Por Diego Fischerman
En 1935, cuando Juana de Arco en la hoguera fue terminada por Arthur
Honegger, lo que se
debatía, más que las virtudes o defectos de una obra en particular,
era la supervivencia del género lírico. Puccini por un lado,
Richard Strauss y Alban Berg por el otro, lo habían llevado hasta
límites cuyas continuaciones resultaban difíciles de ser imaginadas.
La idea de un oratorio dramático con cambios escenográficos
y más de 100 personas en escena, pero en el que toda la acción
transcurre en un solo lugar, la mente de una mujer a punto de ser quemada
en la hoguera, parecía, en ese sentido, un desafío acorde
con los problemas de la época. ¿Cómo contar una historia
con música? ¿Cómo responder a las novedades musicales
y a exigencias literarias acordes con las primeras décadas del siglo
XX sin perder de vista la trama (y el drama)?
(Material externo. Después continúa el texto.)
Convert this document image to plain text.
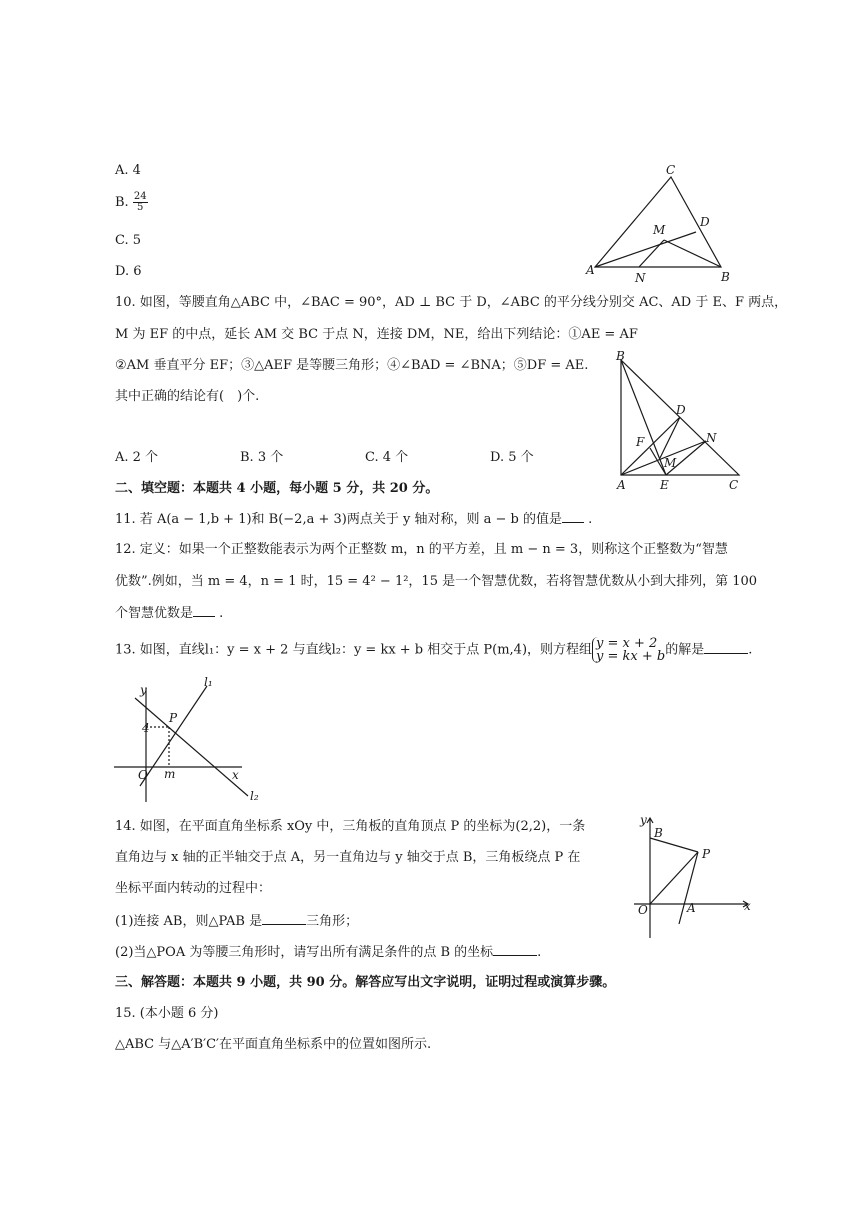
A. 4
B. $\frac{24}{5}$
C. 5
D. 6
C
M
D
A
N	B
10. 如图，等腰直角△ABC 中，∠BAC = 90°，AD ⊥ BC 于 D，∠ABC 的平分线分别交 AC、AD 于 E、F 两点，
M 为 EF 的中点，延长 AM 交 BC 于点 N，连接 DM，NE，给出下列结论：①AE = AF
②AM 垂直平分 EF；③△AEF 是等腰三角形；④∠BAD = ∠BNA；⑤DF = AE.
其中正确的结论有(　)个.
A. 2 个	B. 3 个	C. 4 个	D. 5 个
B
D
N
F
M
A	E	C
二、填空题：本题共 4 小题，每小题 5 分，共 20 分。
11. 若 A(a − 1,b + 1)和 B(−2,a + 3)两点关于 y 轴对称，则 a − b 的值是 .
12. 定义：如果一个正整数能表示为两个正整数 m，n 的平方差，且 m − n = 3，则称这个正整数为“智慧
优数”.例如，当 m = 4，n = 1 时，15 = 4² − 1²，15 是一个智慧优数，若将智慧优数从小到大排列，第 100
个智慧优数是 .
13. 如图，直线l₁：y = x + 2 与直线l₂：y = kx + b 相交于点 P(m,4)，则方程组 y = x + 2
y = kx + b 的解是	.
y
l₁
P
4
O m	x
l₂
14. 如图，在平面直角坐标系 xOy 中，三角板的直角顶点 P 的坐标为(2,2)，一条
直角边与 x 轴的正半轴交于点 A，另一直角边与 y 轴交于点 B，三角板绕点 P 在
坐标平面内转动的过程中：
(1)连接 AB，则△PAB 是	三角形；
(2)当△POA 为等腰三角形时，请写出所有满足条件的点 B 的坐标	.
y
B
P
O	A	x
三、解答题：本题共 9 小题，共 90 分。解答应写出文字说明，证明过程或演算步骤。
15. (本小题 6 分)
△ABC 与△A′B′C′在平面直角坐标系中的位置如图所示.
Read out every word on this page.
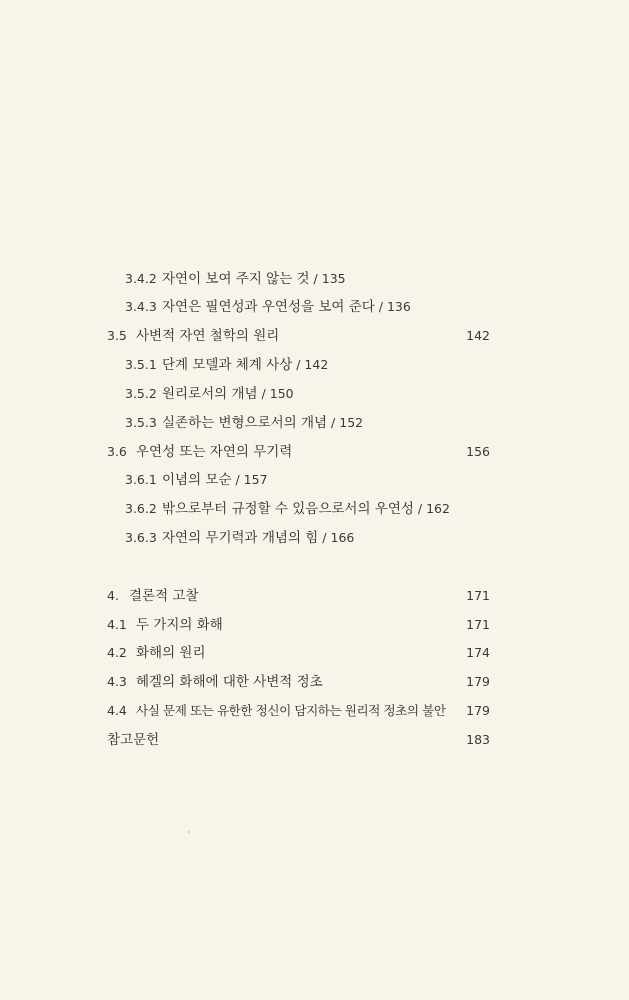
3.4.2 자연이 보여 주지 않는 것 / 135
3.4.3 자연은 필연성과 우연성을 보여 준다 / 136
3.5 사변적 자연 철학의 원리	142
3.5.1 단계 모델과 체계 사상 / 142
3.5.2 원리로서의 개념 / 150
3.5.3 실존하는 변형으로서의 개념 / 152
3.6 우연성 또는 자연의 무기력	156
3.6.1 이념의 모순 / 157
3.6.2 밖으로부터 규정할 수 있음으로서의 우연성 / 162
3.6.3 자연의 무기력과 개념의 힘 / 166
4. 결론적 고찰	171
4.1 두 가지의 화해	171
4.2 화해의 원리	174
4.3 헤겔의 화해에 대한 사변적 정초	179
4.4 사실 문제 또는 유한한 정신이 담지하는 원리적 정초의 불안 179
참고문헌	183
Igor Stravinsky con su Oedipus
Rex planteó una de las respuestas posibles. Honegger, curiosamente,
propuso un camino diferente en cuanto a estética musical, pero absolutamente
igual en cuanto a su planteo: jugar al estatismo. Y la respuesta de Platé,
en esta nueva puesta que se acaba de estrenar en el Colón, es tan
brillante e imaginativa en relación con los recursos puestos en juego
como respetuosa del original en su esencia.
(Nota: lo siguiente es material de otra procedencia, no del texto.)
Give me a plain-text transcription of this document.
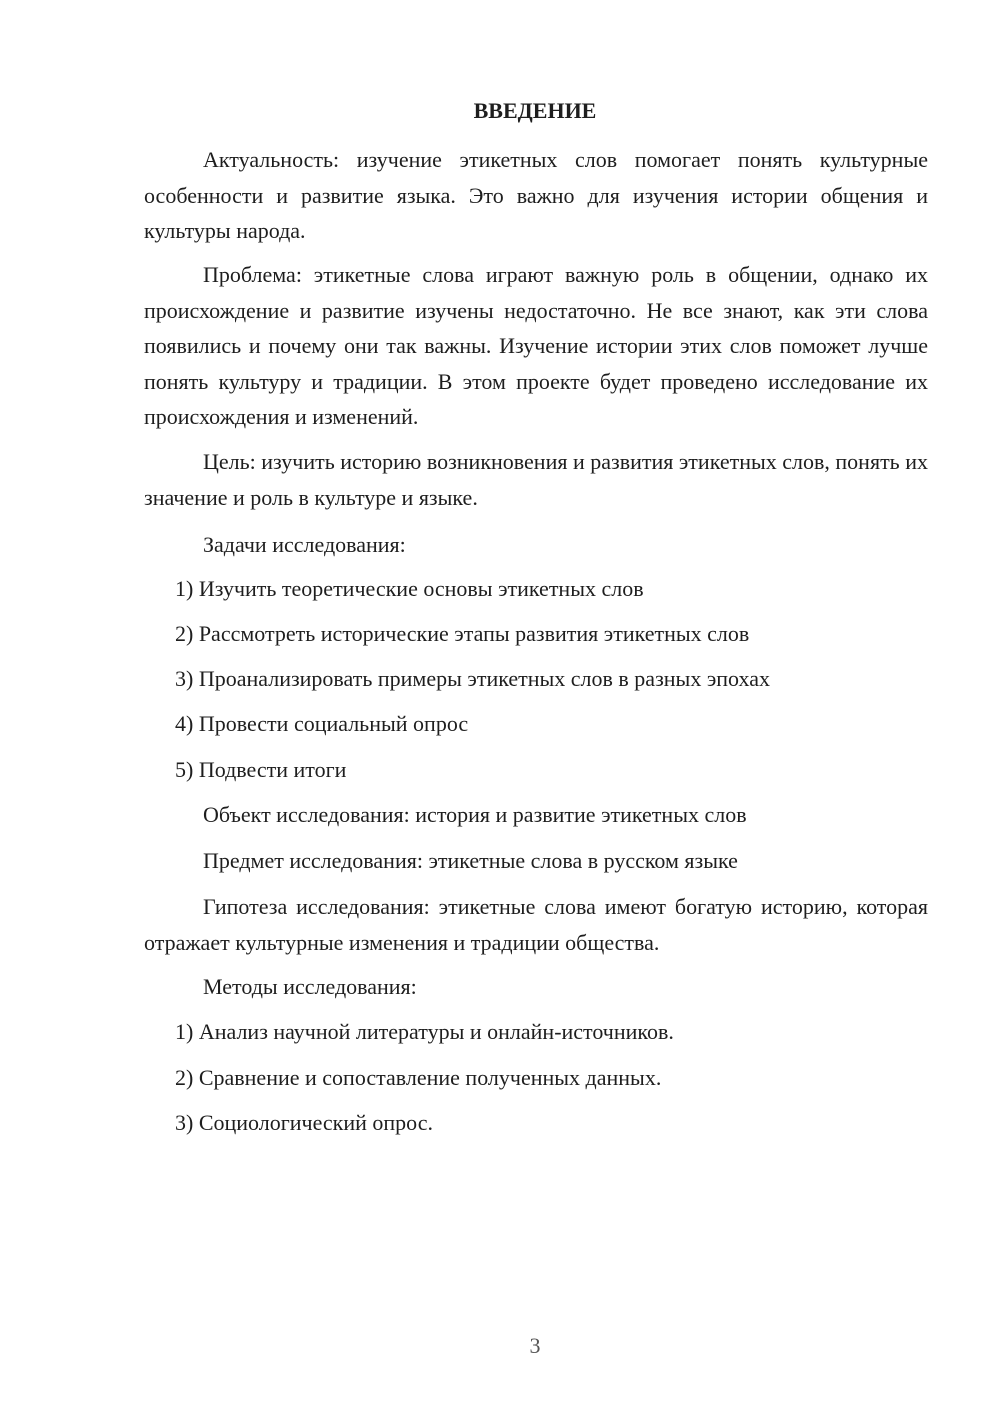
ВВЕДЕНИЕ

Актуальность: изучение этикетных слов помогает понять культурные особенности и развитие языка. Это важно для изучения истории общения и культуры народа.

Проблема: этикетные слова играют важную роль в общении, однако их происхождение и развитие изучены недостаточно. Не все знают, как эти слова появились и почему они так важны. Изучение истории этих слов поможет лучше понять культуру и традиции. В этом проекте будет проведено исследование их происхождения и изменений.

Цель: изучить историю возникновения и развития этикетных слов, понять их значение и роль в культуре и языке.

Задачи исследования:

1) Изучить теоретические основы этикетных слов

2) Рассмотреть исторические этапы развития этикетных слов

3) Проанализировать примеры этикетных слов в разных эпохах

4) Провести социальный опрос

5) Подвести итоги

Объект исследования: история и развитие этикетных слов

Предмет исследования: этикетные слова в русском языке

Гипотеза исследования: этикетные слова имеют богатую историю, которая отражает культурные изменения и традиции общества.

Методы исследования:

1) Анализ научной литературы и онлайн-источников.

2) Сравнение и сопоставление полученных данных.

3) Социологический опрос.

3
La concepción de Platé, un destacado artista plástico,
pasa, tal como él lo explicó a este diario, por no concebirse
de otra manera que como pintor. No hay acción en el sentido literal,
pero, en cambio, la luz (verdadera protagonista de esta puesta) diseña
un espacio propio para cada una de las escenas. Paradójicamente,
en la versión de Platé hay un movimiento constante que no
pasa por lo que hacen los personajes Juana está quieta, obviamente,
y los demás, a lo sumo, entran y salen en el escenario sino
por el fluir de artilugios que hacen desaparecer personas, que las muestran
volando o que las sumergen en mares de luz. El final, a pesar de cierta
previsibilidad, con Juana elevándose en el vacío, es de una
belleza visual deslumbrante. El otro protagonista
es el coro y la actuación del organismo Estable fue verdaderamente
sobrecogedora, más allá de algún pequeño desfasaje
rítmico y algún desliz en la afinación de los tenores.
El Coro de Niños y sus solistas también cumplieron con creces
las exigencias de la obra mientras que la orquesta, impecable en las maderas
y en los solos de saxo y correcta en todas sus filas, llevó la música
con concentración y con sentido del relato. Uno de los méritos,
sin duda, es de Serge Baudo, un director que aúna claridad en la
exposición de la arquitectura y en el señalamiento de los
planos con un claro concepto dramático. La actriz Isabel Karajan,
en el papel de Juana, logra conmover y la distancia afectiva señalada
por el régisseur, en lugar de atentar contra el poder expresivo,
lo refuerza. Thierry Bertomeu como el Hermano Dominique el otro papel
hablado de importancia cumple adecuadamente y, entre las voces se
destacan las de Fabiola Massino y Alicia Cecotti como Marguerite y Catherine.
Los problemas de dicción de la mayoría de los cantantes argentinos,
la excesiva afectación de Chalabe en sus agudos, el escaso caudal
de algunos y la tambaleante afinación de otros no lograron, eventualmente,
eclipsar un espectáculo de gran nivel.